Dengue strikes rapidly: once it is amongst the mosquito population, it spreads to large numbers of people quickly. The mosquitoes lay larvae in pools of standing water: but these "pools" include lavatory bowls, pot plant stands and, of course, simple collections of rain water on, for example, discarded plastic bags.

Those larvae hatch quickly, and the babies are borne as carriers of the disease. For those aedes aegypti mosquitoes that are not born as carriers, they pick it up from infected persons and transmit it as they feed.

The only commonly available remedy for the breeding is "fogging" - the extensive spraying of a powder-like insecticide.But it does not kill all the larvae nor all the mostquitoes.

The speed with which the virus is spread is startling: in Jakarta in March 2005 19,000 people were treated in hospital for the condition - which causes pain and internal bleeding. More than 300 died. But many people do not go to hospital in a country where all services are pay-on-demand. And there is no central collection of data so the full extent of the outbreak, and how many did not seek treatment, even how many died from the virus, will never be known.

Singapore, which is known as a very clean city with excellent public health programmes, has reported that it had several thousand cases in 2008. The Malaysian government spends large amounts on education and protection for both its urban and rural population and periodically has outbreaks in urban centres although generally only several hundred people are affected at any one time.

But now there is some hope: researchers at the University of Queensland in Australia have found that the virus is carried by mosquitoes of a certain age.

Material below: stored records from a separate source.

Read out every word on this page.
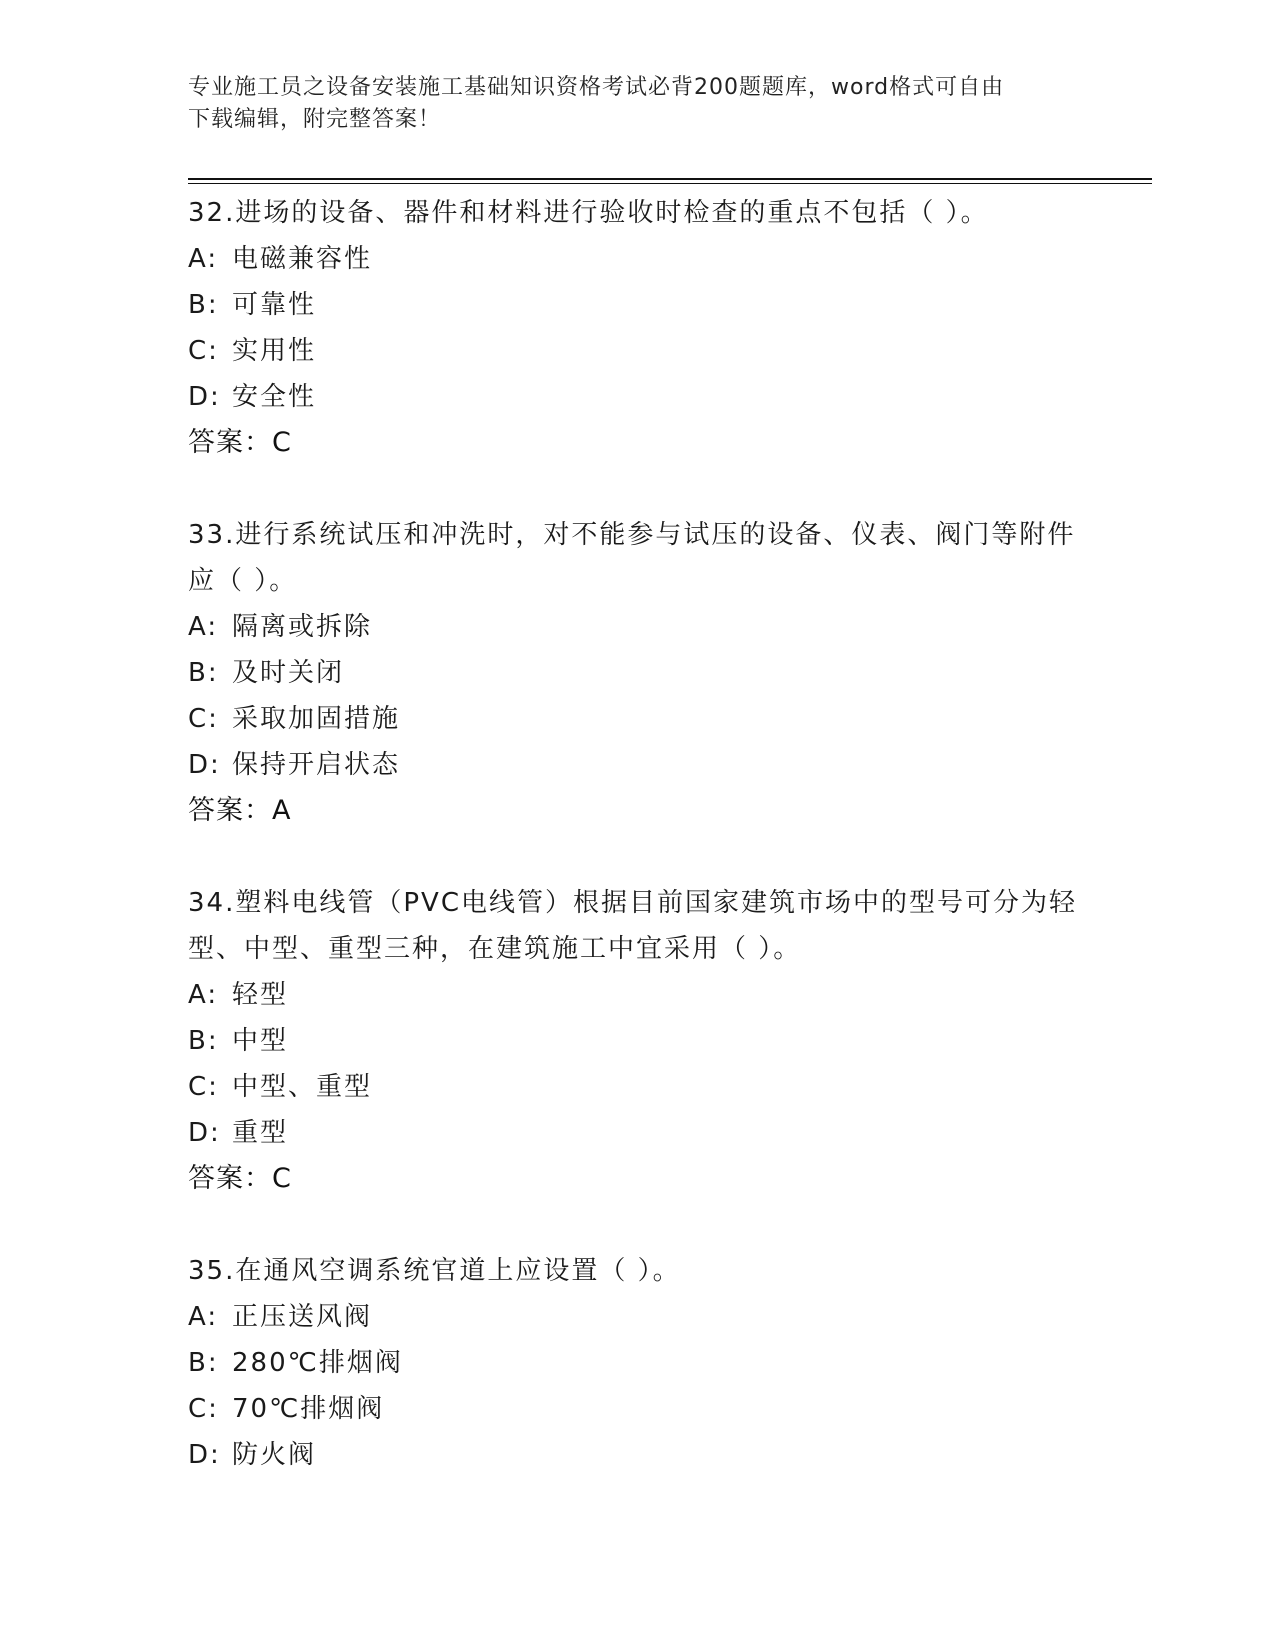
专业施工员之设备安装施工基础知识资格考试必背200题题库，word格式可自由
下载编辑，附完整答案！
32.进场的设备、器件和材料进行验收时检查的重点不包括（ ）。
A: 电磁兼容性
B: 可靠性
C: 实用性
D: 安全性
答案：C
33.进行系统试压和冲洗时，对不能参与试压的设备、仪表、阀门等附件应（ ）。
A: 隔离或拆除
B: 及时关闭
C: 采取加固措施
D: 保持开启状态
答案：A
34.塑料电线管（PVC电线管）根据目前国家建筑市场中的型号可分为轻型、中型、重型三种，在建筑施工中宜采用（ ）。
A: 轻型
B: 中型
C: 中型、重型
D: 重型
答案：C
35.在通风空调系统官道上应设置（ ）。
A: 正压送风阀
B: 280℃排烟阀
C: 70℃排烟阀
D: 防火阀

And, they found, if the mosquitoes don't reach that age, they can't transmit the disease.

So, by introducing into the mosquito population a bacterial disease (which is harmless to other species including humans) they can kill the mosquitoes before they become old enough to transmit dengue.

The bacterium is called Wolbachia. The experiments were bizarre: more than 10,000 mosquito embryos (they are tiny) were injected with Wolbachia. Most of the mosquitoes died within 15 days - half their usual life span. But even more interestingly, the Walbachia was transmitted to their own offspring.

But the effect of the research is that the threat and spread of the disease may be reduced quickly and cheaply by introducing infected mosquitoes to breed with established colonies.